Morning coffee: short papers

kaffe_block

I’m going to quote in full the ”methods summary” from the latest FTO/IRX3 Nature paper (Smemo & al 2014); I think the paper is great and I’m only using it as an example of the format of Nature letters:

For 4C-seq, chromatin was digested with DpnII and Csp6I. Captured DNA was amplified using promoter-specific primers and deep sequenced.
For 3C, nuclei were digested with HindIII. Primer quality was assessed using serial dilutions of BACs encompassing the regions of interest (RP23-268O10, RP23-96F3). The average of four independent experiments is represented graphically (Extended data Fig 2c).

For anyone who hasn’t read the paper: it is not only about chromatin capture. The results rely on gene expression, reporter experiments in mice, phenotyping of knockout mice etc etc etc.

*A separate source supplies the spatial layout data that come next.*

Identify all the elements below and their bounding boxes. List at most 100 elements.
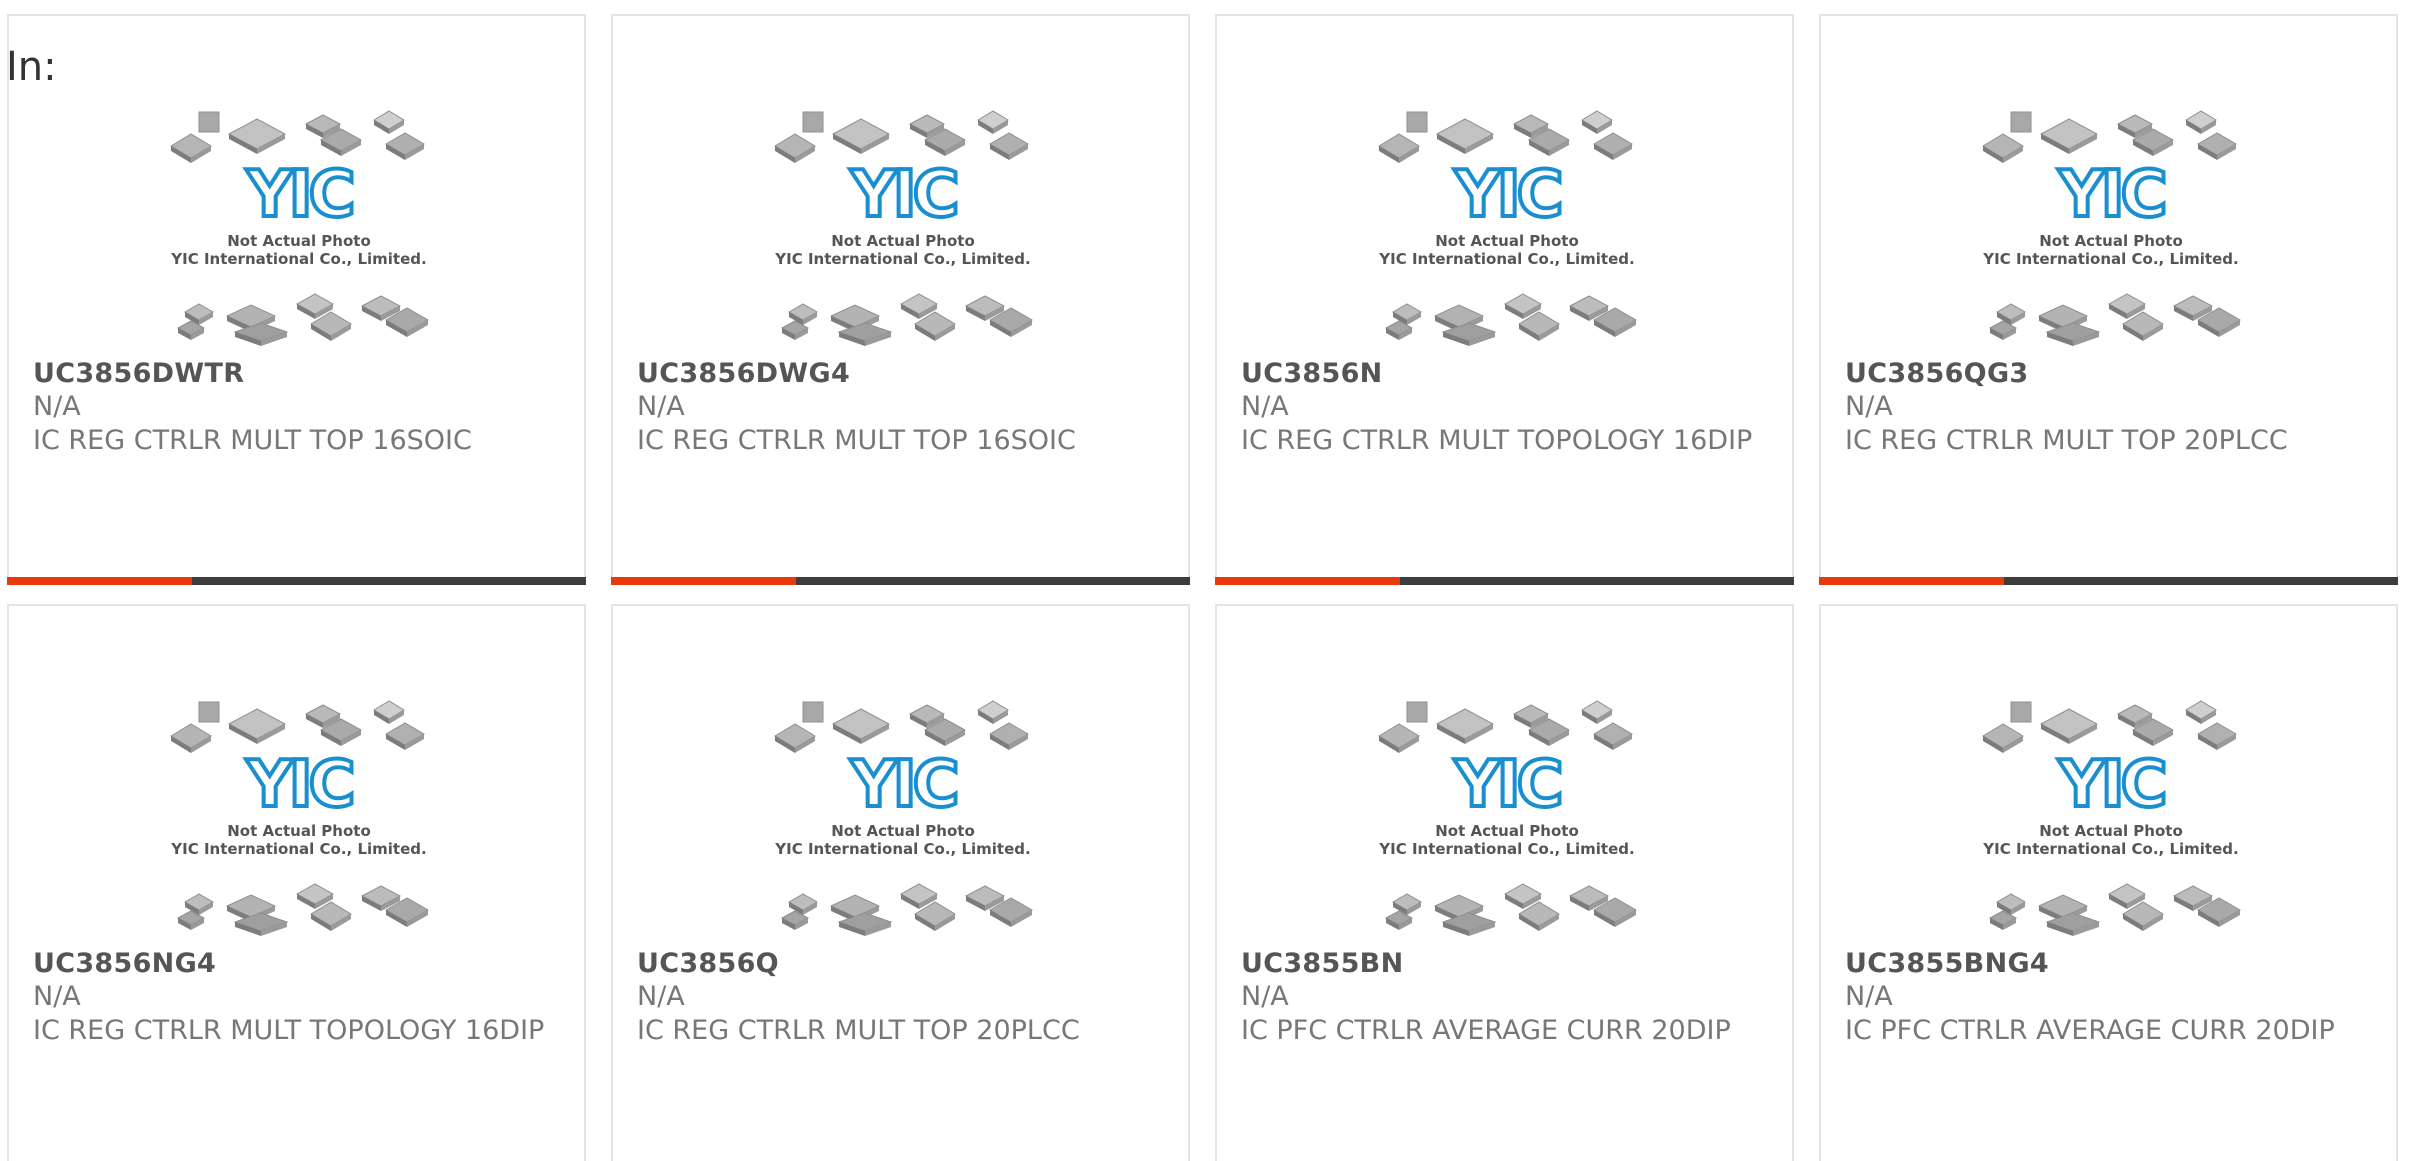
part-number[interactable]: UC3855BNG4 — [1845, 948, 2049, 979]
part-number[interactable]: UC3856QG3 — [1845, 358, 2029, 389]
thumb-caption-1: Not Actual Photo — [1435, 822, 1579, 840]
chip-icon — [2010, 701, 2032, 723]
in-label: In: — [6, 44, 57, 90]
description: IC REG CTRLR MULT TOPOLOGY 16DIP — [33, 1015, 545, 1046]
chip-icon — [2039, 708, 2099, 740]
chip-cluster — [1982, 110, 2237, 163]
manufacturer: N/A — [33, 981, 81, 1012]
chip-icon — [2010, 111, 2032, 133]
chip-icon — [802, 701, 824, 723]
chip-placeholder-image: YICNot Actual PhotoYIC International Co.… — [1982, 700, 2241, 936]
description: IC REG CTRLR MULT TOP 20PLCC — [1845, 425, 2288, 456]
product-card[interactable]: YIC Not Actual Photo YIC International Co.… — [7, 604, 586, 1161]
thumb-caption-1: Not Actual Photo — [227, 232, 371, 250]
manufacturer: N/A — [637, 391, 685, 422]
chip-cluster — [1384, 293, 1637, 346]
thumb-caption-2: YIC International Co., Limited. — [170, 840, 426, 858]
chip-cluster — [1988, 883, 2241, 936]
chip-cluster — [1384, 883, 1637, 936]
description: IC REG CTRLR MULT TOPOLOGY 16DIP — [1241, 425, 1753, 456]
yic-logo: YIC — [849, 158, 955, 232]
chip-cluster — [1378, 110, 1633, 163]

I read quite a lot of Nature and Science papers. Yes, one should be critical of the role of glamorous journals, but they publish a lot of things that either is interesting to me or get a lot of media attention. But the papers are not really papers, are they? They are too short to fit all the details, even with the additional online methods part. What does it say about a journal that it forces authors to cut out the methods, the most important section for judging reliability of the results? What does it say about me as a reader that I often don’t bother going to the supplementary material to read them? It’s not very flattering for any of us, I’m sure. If you suffer from such a shortage of paper that you have to remove a section of each article and hide it online it should be the discussion, not the methods.

Literature

Smemo & al (2014) Obesity-associated variants within FTO form long-range functional connections with IRX3.